Parc national du Bic
Parc national du Bic Mathieu Lachapelle | © Sépaq
Parc national d'Aiguebelle
Parc national d'Aiguebelle Mathieu Dupuis | © Sépaq

Precious fuel

Snacks and other treats are also very important cargo in any ski bag. And each parent has a personal blue‑ribbon recipe. Hot chocolate, jujubes, muffins… or spruce beer! “Sure it’s a weird choice, but it works,” notes Marie‑Julie about this surprising tradition that she reserves for Augustine and Léonard ’s after‑ski pit stop.

For the older offspring, it’s often the presence of friends that will make the kilometres fly by more easily. Imagine if they could also chill out, so to speak, in a cabin in the middle of the forest. “The proverbial lunch in a hut…it’s always a winner,” confirms Catherine Lefebvre.

Question of rhythm

All parents repeat it incessantly… family skiing requires a whole different mindset than hitting the trails with adults. With the family, there’s no room for competition or even concerns with performance. What comes first is the interest and fun of the children.

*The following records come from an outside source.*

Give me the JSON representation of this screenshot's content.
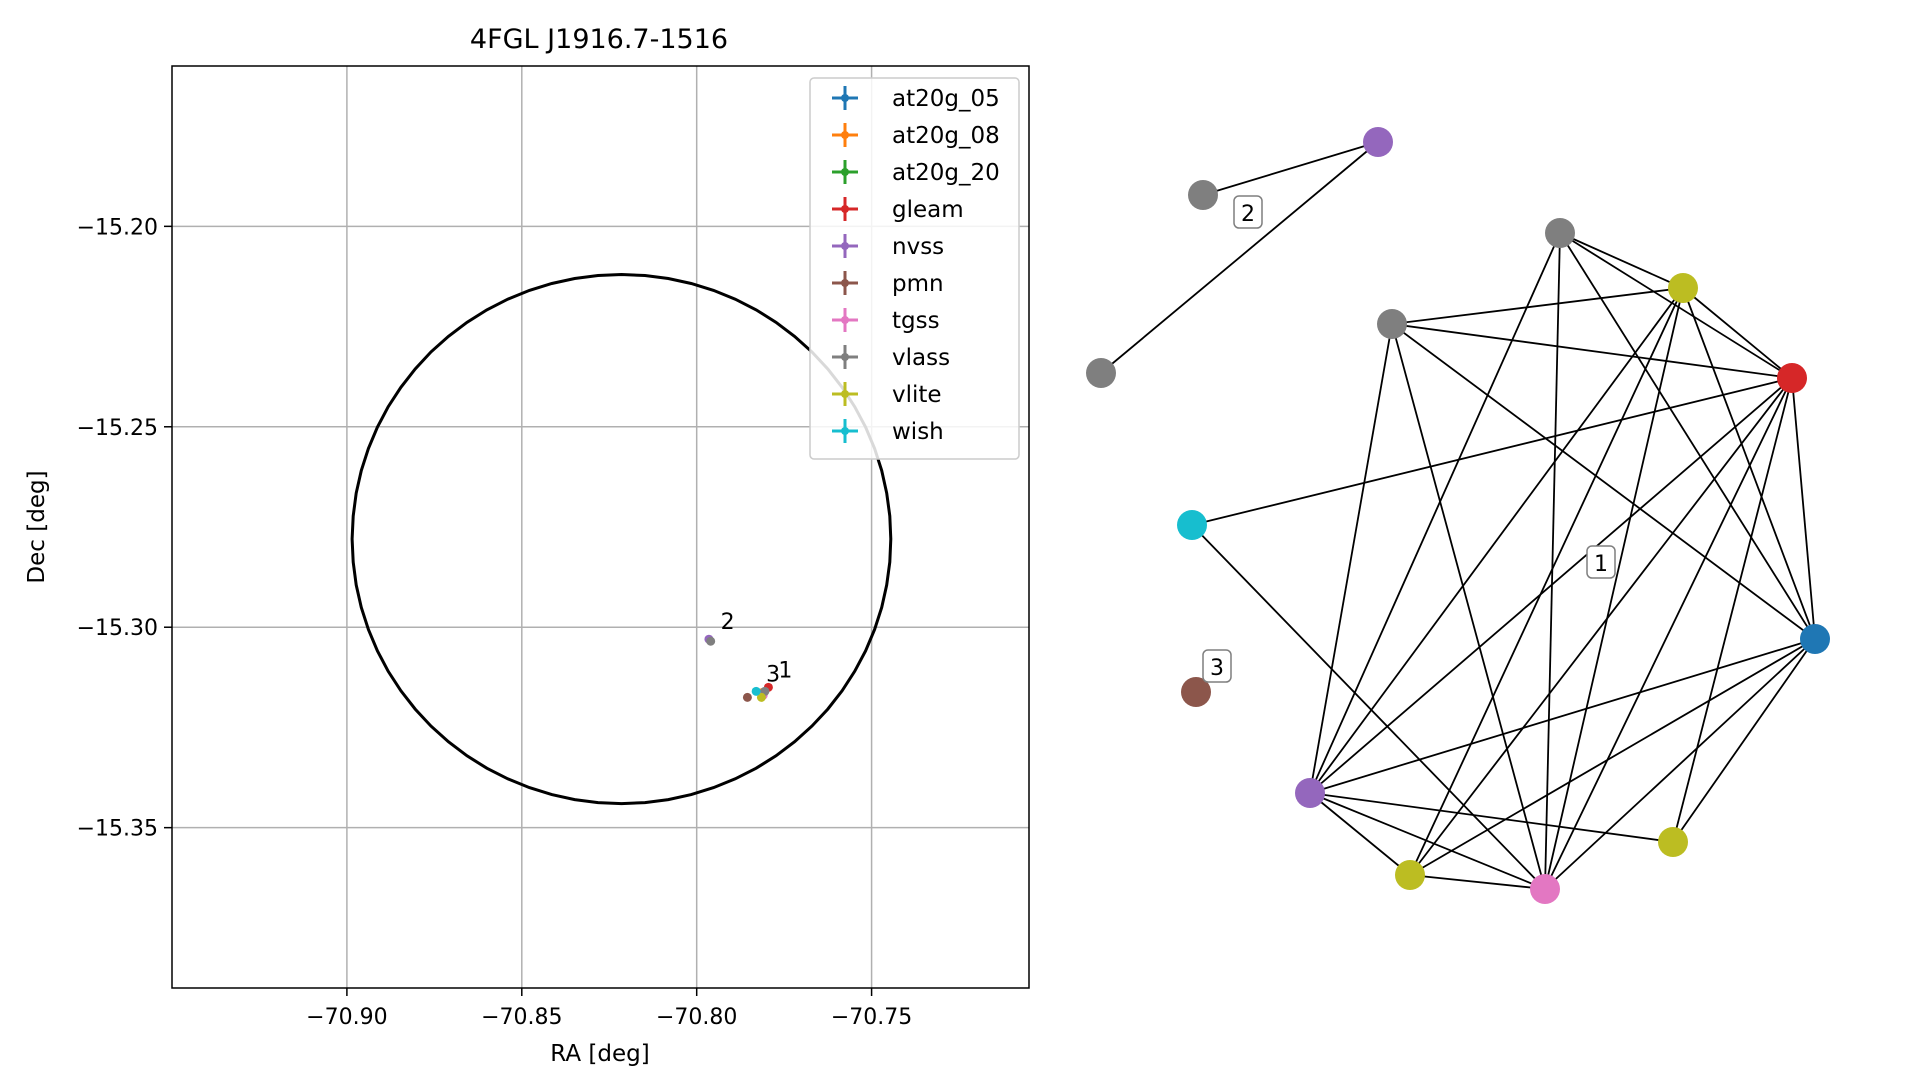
{
  "chart_data": [
    {
      "type": "scatter",
      "title": "4FGL J1916.7-1516",
      "xlabel": "RA [deg]",
      "ylabel": "Dec [deg]",
      "xlim": [
        -70.95,
        -70.705
      ],
      "ylim": [
        -15.39,
        -15.16
      ],
      "xticks": [
        -70.9,
        -70.85,
        -70.8,
        -70.75
      ],
      "xtick_labels": [
        "−70.90",
        "−70.85",
        "−70.80",
        "−70.75"
      ],
      "yticks": [
        -15.2,
        -15.25,
        -15.3,
        -15.35
      ],
      "ytick_labels": [
        "−15.20",
        "−15.25",
        "−15.30",
        "−15.35"
      ],
      "grid": true,
      "legend_placement": "top-right",
      "error_ellipse": {
        "center_ra": -70.8215,
        "center_dec": -15.278,
        "semi_ra": 0.077,
        "semi_dec": 0.066
      },
      "series": [
        {
          "name": "at20g_05",
          "color": "#1f77b4",
          "points": [
            {
              "ra": -70.7815,
              "dec": -15.3165
            }
          ]
        },
        {
          "name": "at20g_08",
          "color": "#ff7f0e",
          "points": [
            {
              "ra": -70.7812,
              "dec": -15.3163
            }
          ]
        },
        {
          "name": "at20g_20",
          "color": "#2ca02c",
          "points": [
            {
              "ra": -70.781,
              "dec": -15.3168
            }
          ]
        },
        {
          "name": "gleam",
          "color": "#d62728",
          "points": [
            {
              "ra": -70.7795,
              "dec": -15.315
            }
          ]
        },
        {
          "name": "nvss",
          "color": "#9467bd",
          "points": [
            {
              "ra": -70.7965,
              "dec": -15.303
            },
            {
              "ra": -70.7812,
              "dec": -15.3167
            }
          ]
        },
        {
          "name": "pmn",
          "color": "#8c564b",
          "points": [
            {
              "ra": -70.7855,
              "dec": -15.3175
            }
          ]
        },
        {
          "name": "tgss",
          "color": "#e377c2",
          "points": [
            {
              "ra": -70.781,
              "dec": -15.317
            }
          ]
        },
        {
          "name": "vlass",
          "color": "#7f7f7f",
          "points": [
            {
              "ra": -70.796,
              "dec": -15.3035
            },
            {
              "ra": -70.7805,
              "dec": -15.316
            }
          ]
        },
        {
          "name": "vlite",
          "color": "#bcbd22",
          "points": [
            {
              "ra": -70.7815,
              "dec": -15.3175
            }
          ]
        },
        {
          "name": "wish",
          "color": "#17becf",
          "points": [
            {
              "ra": -70.783,
              "dec": -15.316
            }
          ]
        }
      ],
      "annotations": [
        {
          "text": "2",
          "ra": -70.796,
          "dec": -15.303
        },
        {
          "text": "3",
          "ra": -70.783,
          "dec": -15.316
        },
        {
          "text": "1",
          "ra": -70.7795,
          "dec": -15.315
        }
      ]
    },
    {
      "type": "network",
      "nodes": [
        {
          "id": "n0",
          "color": "#9467bd"
        },
        {
          "id": "n1",
          "color": "#7f7f7f"
        },
        {
          "id": "n2",
          "color": "#7f7f7f"
        },
        {
          "id": "n3",
          "color": "#7f7f7f"
        },
        {
          "id": "n4",
          "color": "#bcbd22"
        },
        {
          "id": "n5",
          "color": "#7f7f7f"
        },
        {
          "id": "n6",
          "color": "#d62728"
        },
        {
          "id": "n7",
          "color": "#17becf"
        },
        {
          "id": "n8",
          "color": "#1f77b4"
        },
        {
          "id": "n9",
          "color": "#8c564b"
        },
        {
          "id": "n10",
          "color": "#9467bd"
        },
        {
          "id": "n11",
          "color": "#bcbd22"
        },
        {
          "id": "n12",
          "color": "#bcbd22"
        },
        {
          "id": "n13",
          "color": "#e377c2"
        }
      ],
      "edges": [
        [
          "n1",
          "n0"
        ],
        [
          "n0",
          "n2"
        ],
        [
          "n3",
          "n4"
        ],
        [
          "n3",
          "n6"
        ],
        [
          "n3",
          "n8"
        ],
        [
          "n3",
          "n10"
        ],
        [
          "n3",
          "n13"
        ],
        [
          "n5",
          "n4"
        ],
        [
          "n5",
          "n6"
        ],
        [
          "n5",
          "n8"
        ],
        [
          "n5",
          "n10"
        ],
        [
          "n5",
          "n13"
        ],
        [
          "n4",
          "n6"
        ],
        [
          "n4",
          "n8"
        ],
        [
          "n4",
          "n10"
        ],
        [
          "n4",
          "n11"
        ],
        [
          "n4",
          "n13"
        ],
        [
          "n6",
          "n7"
        ],
        [
          "n6",
          "n8"
        ],
        [
          "n6",
          "n10"
        ],
        [
          "n6",
          "n11"
        ],
        [
          "n6",
          "n12"
        ],
        [
          "n6",
          "n13"
        ],
        [
          "n7",
          "n13"
        ],
        [
          "n8",
          "n10"
        ],
        [
          "n8",
          "n11"
        ],
        [
          "n8",
          "n12"
        ],
        [
          "n8",
          "n13"
        ],
        [
          "n10",
          "n11"
        ],
        [
          "n10",
          "n12"
        ],
        [
          "n10",
          "n13"
        ],
        [
          "n11",
          "n13"
        ]
      ],
      "cluster_labels": [
        "1",
        "2",
        "3"
      ]
    }
  ]
}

“It’s for the pleasure of sharing a moment in nature,” states Marie‑Julie. She sees the family outing as a break that’s particularly beneficial at a time when children are too often glued to a video game.

From sleds to skate skis to small white plastic skis for toddlers who are just starting to walk, the Bureau‑Rousseau couple have tried all options during their youngsters’ learning curve. The trick, say all the parents, is to adopt a gradual and supportive approach.

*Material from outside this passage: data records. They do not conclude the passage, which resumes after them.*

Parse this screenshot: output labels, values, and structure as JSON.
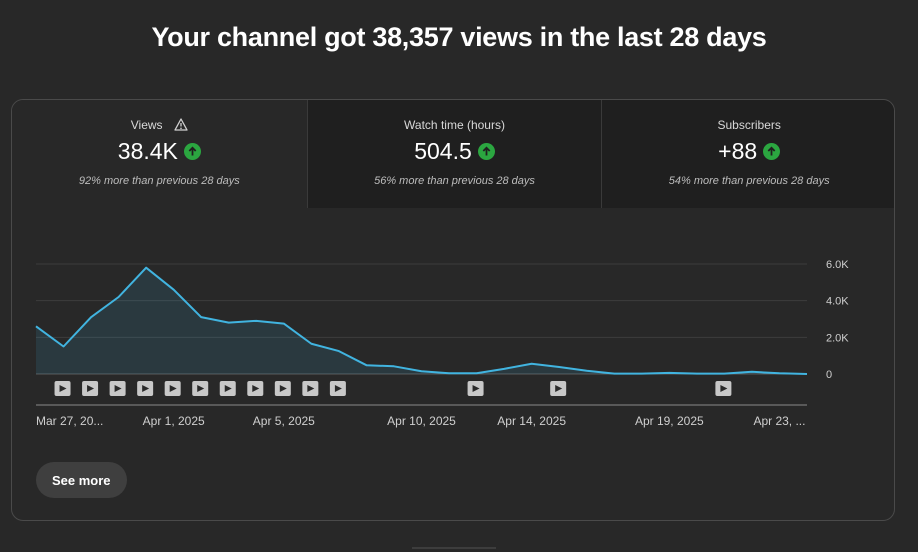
{
  "headline": "Your channel got 38,357 views in the last 28 days",
  "tabs": [
    {
      "label": "Views",
      "value": "38.4K",
      "comparison": "92% more than previous 28 days",
      "has_warning": true,
      "active": true
    },
    {
      "label": "Watch time (hours)",
      "value": "504.5",
      "comparison": "56% more than previous 28 days",
      "active": false
    },
    {
      "label": "Subscribers",
      "value": "+88",
      "comparison": "54% more than previous 28 days",
      "active": false
    }
  ],
  "chart_data": {
    "type": "area",
    "x": [
      "Mar 27",
      "Mar 28",
      "Mar 29",
      "Mar 30",
      "Mar 31",
      "Apr 1",
      "Apr 2",
      "Apr 3",
      "Apr 4",
      "Apr 5",
      "Apr 6",
      "Apr 7",
      "Apr 8",
      "Apr 9",
      "Apr 10",
      "Apr 11",
      "Apr 12",
      "Apr 13",
      "Apr 14",
      "Apr 15",
      "Apr 16",
      "Apr 17",
      "Apr 18",
      "Apr 19",
      "Apr 20",
      "Apr 21",
      "Apr 22",
      "Apr 23",
      "Apr 24"
    ],
    "values": [
      2600,
      1500,
      3100,
      4200,
      5800,
      4600,
      3100,
      2800,
      2900,
      2750,
      1650,
      1250,
      480,
      420,
      150,
      40,
      40,
      280,
      560,
      380,
      180,
      20,
      20,
      60,
      20,
      20,
      120,
      40,
      0
    ],
    "ylim": [
      0,
      6000
    ],
    "y_ticks": [
      "6.0K",
      "4.0K",
      "2.0K",
      "0"
    ],
    "y_tick_values": [
      6000,
      4000,
      2000,
      0
    ],
    "x_tick_labels": [
      {
        "label": "Mar 27, 20...",
        "index": 0
      },
      {
        "label": "Apr 1, 2025",
        "index": 5
      },
      {
        "label": "Apr 5, 2025",
        "index": 9
      },
      {
        "label": "Apr 10, 2025",
        "index": 14
      },
      {
        "label": "Apr 14, 2025",
        "index": 18
      },
      {
        "label": "Apr 19, 2025",
        "index": 23
      },
      {
        "label": "Apr 23, ...",
        "index": 27
      }
    ],
    "video_markers": [
      1,
      2,
      3,
      4,
      5,
      6,
      7,
      8,
      9,
      10,
      11,
      16,
      19,
      25
    ],
    "line_color": "#41b4e0",
    "fill_color": "#41b4e0",
    "grid": true
  },
  "see_more_label": "See more",
  "colors": {
    "background": "#282828",
    "up": "#2ba640",
    "tab_inactive": "#1f1f1f"
  }
}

Don’t set overly specific distance or time objectives; respect the child, the terrain to be skied, and the conditions of the day… and the rest will come naturally, regardless of the age and experience of the youngsters. “What makes me happy is simply being outdoors,” states Sarah Moore, who quickly turned her little Anna on to the pleasures of these forest adventures.

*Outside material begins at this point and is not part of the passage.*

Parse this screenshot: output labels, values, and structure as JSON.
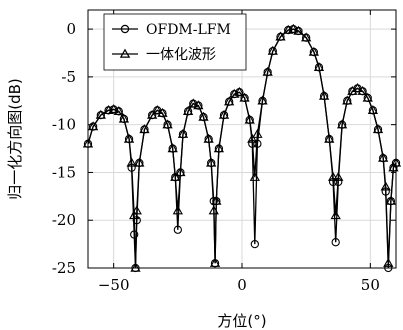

So, here’s the most beautiful gift to offer to your family: a way to easily get through the winter with a smile.

Five tips for better outings

  1. Always plan for distances and for the difficulty of the trails, slopes, and weather before venturing out with the kids. You’ll need to prepare a number of scenarios to face unexpected situations. And as much as possible, keep the more downhill segments for the return trip, when fatigue is sure to have set in.

  2. A towing lanyard? Now that's a smart move! As simple as a cord or elastic strap linking parent and child, this accessory can energize tired little legs when needed. For example, the harness that Jean-François Bureau uses on occasion makes it possible "to go further,” while providing the child with a sense of balance and speed.

  3. A seemingly insignificant detail, the fact that the straps on some ski poles are detachable, transforms the experience for busy parents. “It literally changed my life,” asserts Marie-Christine Rousseau, who spends her time making all kinds of adjustments. No more frustrations of struggling with wrist straps and gloves. Click! That's it, mom's hands are free!

  4. For teenagers, cross-country skiing outings can quickly turn into adventures during which autonomy and decision-making are a challenge. So much the better! Show them that you believe in them and let them explore on their own.

  5. However, have clear instructions as part of your game plan before you go your separate ways. If necessary, try out walkie-talkies to keep in touch with younger children who are beginning to be a little more independent.

  6. A child carrier backpack, a sled, or a trailer? The choice will depend on the age of the child, the experience of the parents, and the conditions of the outing. The child carrier backpack is to be used with caution, at a low speed on flat trails without obstacles. Otherwise, a fall could have unfortunate consequences.

  7. As for the sled, make sure that the child is isolated from the ground, from the cold, and from shocks. And beware of exposure to wind and frostbite. Vigilance is required. A model like the Baby Glider, with its integrated windshield-type protection is the best option.

    For families who ski regularly or with older children, a raised Thule trailer closed on all sides seems to be the unanimous choice. Easier to pull when technique and confidence are lacking, it’s “smoother and there’s less rebound,” specifies Jean-François Bureau, who even learned ski skating by pulling one along!